Friday, August 19, 2011

Peppers Stuffed with Summer Squashes and Quinoa

My neighbor, Richard, is growing sweet frying peppers this year. They are similar to Cubanelle peppers, but just a little darker in color. They have a thin skin which makes them ideal for pan frying. We're eating gluten-free these days, so I prepared a filling of zucchini and yellow squash, onions, sunflower seeds and cooked quinoa. I served them over a light, fresh tomato sauce that is so easy to make.

Peppers Stuffed with Summer Squashes and Quinoa
8 long sweet green peppers, or Cubanelle
1.5 cups of cooked quinoa
1 medium (6-9 inch) zucchini, diced
1 medium (6-9 inch) summer squash, diced
1/2 small red onion, diced
1/3 cup/50g of toasted sunflower seeds
1/2 cup/60g grated Pecorino Romano cheese
Extra virgin olive oil

Saute the diced onion in about two teaspoons of olive oil until browned. Add the squashes and continue cooking until tender. Remove from the heat and lightly chop the squash.

Add the cooked quinoa and grated cheese, mix well, then add salt and pepper to taste. 

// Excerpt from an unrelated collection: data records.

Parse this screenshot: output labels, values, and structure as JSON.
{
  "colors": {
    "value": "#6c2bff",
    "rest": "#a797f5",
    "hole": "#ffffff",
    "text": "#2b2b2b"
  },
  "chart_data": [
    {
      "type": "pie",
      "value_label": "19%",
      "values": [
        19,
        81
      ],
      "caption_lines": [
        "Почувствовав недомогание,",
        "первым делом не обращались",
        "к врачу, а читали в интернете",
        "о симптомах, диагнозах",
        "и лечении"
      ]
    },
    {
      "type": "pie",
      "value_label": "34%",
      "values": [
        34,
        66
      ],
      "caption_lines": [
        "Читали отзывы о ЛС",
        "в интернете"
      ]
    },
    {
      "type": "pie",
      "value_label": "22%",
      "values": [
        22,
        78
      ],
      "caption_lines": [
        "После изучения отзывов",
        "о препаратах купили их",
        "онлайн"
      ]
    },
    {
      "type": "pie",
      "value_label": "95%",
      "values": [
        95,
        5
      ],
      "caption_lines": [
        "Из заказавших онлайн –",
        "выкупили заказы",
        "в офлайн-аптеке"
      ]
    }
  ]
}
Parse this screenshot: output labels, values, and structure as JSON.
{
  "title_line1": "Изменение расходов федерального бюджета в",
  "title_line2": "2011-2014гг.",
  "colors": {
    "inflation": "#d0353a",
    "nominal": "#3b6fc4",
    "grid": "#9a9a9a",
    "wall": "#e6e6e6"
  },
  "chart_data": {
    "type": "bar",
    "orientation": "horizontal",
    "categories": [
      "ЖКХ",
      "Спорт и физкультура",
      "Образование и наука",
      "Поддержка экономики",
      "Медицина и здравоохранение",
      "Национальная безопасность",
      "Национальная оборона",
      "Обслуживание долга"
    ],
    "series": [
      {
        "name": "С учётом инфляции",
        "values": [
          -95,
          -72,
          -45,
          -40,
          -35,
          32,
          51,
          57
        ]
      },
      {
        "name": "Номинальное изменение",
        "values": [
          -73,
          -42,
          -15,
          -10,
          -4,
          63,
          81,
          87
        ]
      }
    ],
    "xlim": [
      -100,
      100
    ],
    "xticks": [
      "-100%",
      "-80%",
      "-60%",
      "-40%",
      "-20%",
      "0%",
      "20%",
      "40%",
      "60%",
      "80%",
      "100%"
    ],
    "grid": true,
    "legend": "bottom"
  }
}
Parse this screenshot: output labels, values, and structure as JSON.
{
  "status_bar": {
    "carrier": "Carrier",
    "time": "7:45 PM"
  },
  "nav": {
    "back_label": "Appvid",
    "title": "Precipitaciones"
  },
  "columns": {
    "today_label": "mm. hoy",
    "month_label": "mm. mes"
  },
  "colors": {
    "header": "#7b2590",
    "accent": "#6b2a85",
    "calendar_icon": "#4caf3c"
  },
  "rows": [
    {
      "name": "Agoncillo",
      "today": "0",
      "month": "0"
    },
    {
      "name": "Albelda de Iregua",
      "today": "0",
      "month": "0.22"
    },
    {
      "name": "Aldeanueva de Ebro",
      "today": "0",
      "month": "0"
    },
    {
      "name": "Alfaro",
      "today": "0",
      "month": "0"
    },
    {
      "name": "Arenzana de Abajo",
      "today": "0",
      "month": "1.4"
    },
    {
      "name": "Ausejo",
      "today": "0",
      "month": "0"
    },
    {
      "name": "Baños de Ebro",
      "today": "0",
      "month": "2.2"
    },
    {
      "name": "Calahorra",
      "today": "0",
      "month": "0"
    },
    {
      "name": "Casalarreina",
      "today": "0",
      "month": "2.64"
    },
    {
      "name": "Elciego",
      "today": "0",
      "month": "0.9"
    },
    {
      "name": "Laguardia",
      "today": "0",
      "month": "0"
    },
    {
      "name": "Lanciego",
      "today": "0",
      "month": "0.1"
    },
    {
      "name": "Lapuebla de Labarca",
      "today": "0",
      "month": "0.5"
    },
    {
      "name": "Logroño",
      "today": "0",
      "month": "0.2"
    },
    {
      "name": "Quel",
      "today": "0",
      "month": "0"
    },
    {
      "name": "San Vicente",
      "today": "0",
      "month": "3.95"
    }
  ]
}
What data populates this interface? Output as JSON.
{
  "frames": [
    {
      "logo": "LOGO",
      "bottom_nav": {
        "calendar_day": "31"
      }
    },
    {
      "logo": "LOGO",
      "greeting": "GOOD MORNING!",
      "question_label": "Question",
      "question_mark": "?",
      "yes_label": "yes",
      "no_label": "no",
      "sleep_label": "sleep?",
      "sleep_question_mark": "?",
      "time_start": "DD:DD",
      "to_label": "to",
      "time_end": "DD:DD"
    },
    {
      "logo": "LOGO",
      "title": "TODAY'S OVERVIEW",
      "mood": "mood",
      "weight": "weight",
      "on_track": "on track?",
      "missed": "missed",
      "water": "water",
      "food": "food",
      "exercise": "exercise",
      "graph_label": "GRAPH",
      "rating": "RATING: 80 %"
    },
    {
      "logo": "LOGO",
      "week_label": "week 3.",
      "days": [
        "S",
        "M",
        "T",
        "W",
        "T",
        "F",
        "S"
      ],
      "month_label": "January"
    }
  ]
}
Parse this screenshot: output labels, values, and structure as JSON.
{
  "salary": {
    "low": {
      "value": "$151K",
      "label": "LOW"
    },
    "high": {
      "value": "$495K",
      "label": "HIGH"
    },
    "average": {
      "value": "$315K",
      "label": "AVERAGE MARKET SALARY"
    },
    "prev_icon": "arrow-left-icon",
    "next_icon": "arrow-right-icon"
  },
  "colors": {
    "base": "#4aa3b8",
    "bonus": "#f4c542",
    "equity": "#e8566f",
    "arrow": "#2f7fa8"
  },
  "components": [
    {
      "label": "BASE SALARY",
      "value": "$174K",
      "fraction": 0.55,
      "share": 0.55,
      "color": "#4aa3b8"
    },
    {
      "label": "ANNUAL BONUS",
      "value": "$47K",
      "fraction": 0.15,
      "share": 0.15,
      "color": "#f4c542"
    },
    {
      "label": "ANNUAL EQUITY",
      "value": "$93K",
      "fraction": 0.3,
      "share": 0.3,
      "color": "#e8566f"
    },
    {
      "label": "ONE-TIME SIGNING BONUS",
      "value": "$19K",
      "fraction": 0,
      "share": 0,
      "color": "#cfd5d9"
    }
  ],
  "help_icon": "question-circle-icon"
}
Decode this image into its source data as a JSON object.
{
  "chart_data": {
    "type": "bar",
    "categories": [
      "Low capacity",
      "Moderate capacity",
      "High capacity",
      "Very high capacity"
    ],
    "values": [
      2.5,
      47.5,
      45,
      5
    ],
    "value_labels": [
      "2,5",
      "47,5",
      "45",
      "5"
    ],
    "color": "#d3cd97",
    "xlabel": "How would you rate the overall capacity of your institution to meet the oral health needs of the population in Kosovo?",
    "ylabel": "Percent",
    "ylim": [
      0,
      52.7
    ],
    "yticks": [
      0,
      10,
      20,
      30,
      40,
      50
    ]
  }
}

Roast the sunflower seeds over medium heat until golden brown. Mix into the filling.

Tomato Sauce
3 large ripe tomatoes, cored and quartered
1 clove garlic, peeled and sliced
Olive oil
6-8 fresh basil leaves

Warm the olive oil in a saute pan, add the garlic and brown. Add the tomatoes and cook until soft. Remove from the heat, add the basil and salt and pepper, to taste. Place the cooked tomatoes in a food processor, or blender, and process for about 30 seconds. There's no need to remove the skins as the processor chops them finely and they blend right into the sauce. This would be a great sauce to make with your August tomato harvest. It's quick, easy and it will freeze well.

Slice the tops off the peppers and set them aside. Clean the seed core from the inside of the pepper. If  you run a paring knife around the white core where it attaches to the inside of the pepper, it will come out easily. Take your time, so you don't tear them as these thin skinned peppers are a bit more fragile. Stuff the peppers, then add a few teaspoons of olive oil to your saute pan and heat. Cook over medium heat until golden brown. If the filling starts to come out a little just push it back in with a spoon. I sauteed the tops and used them as a garnish when I plated the peppers.

Pour a spoonful of tomato sauce on your plate, add the peppers and tops, then sprinkle with your favorite grated cheese. Richard's garden on a plate...delicious!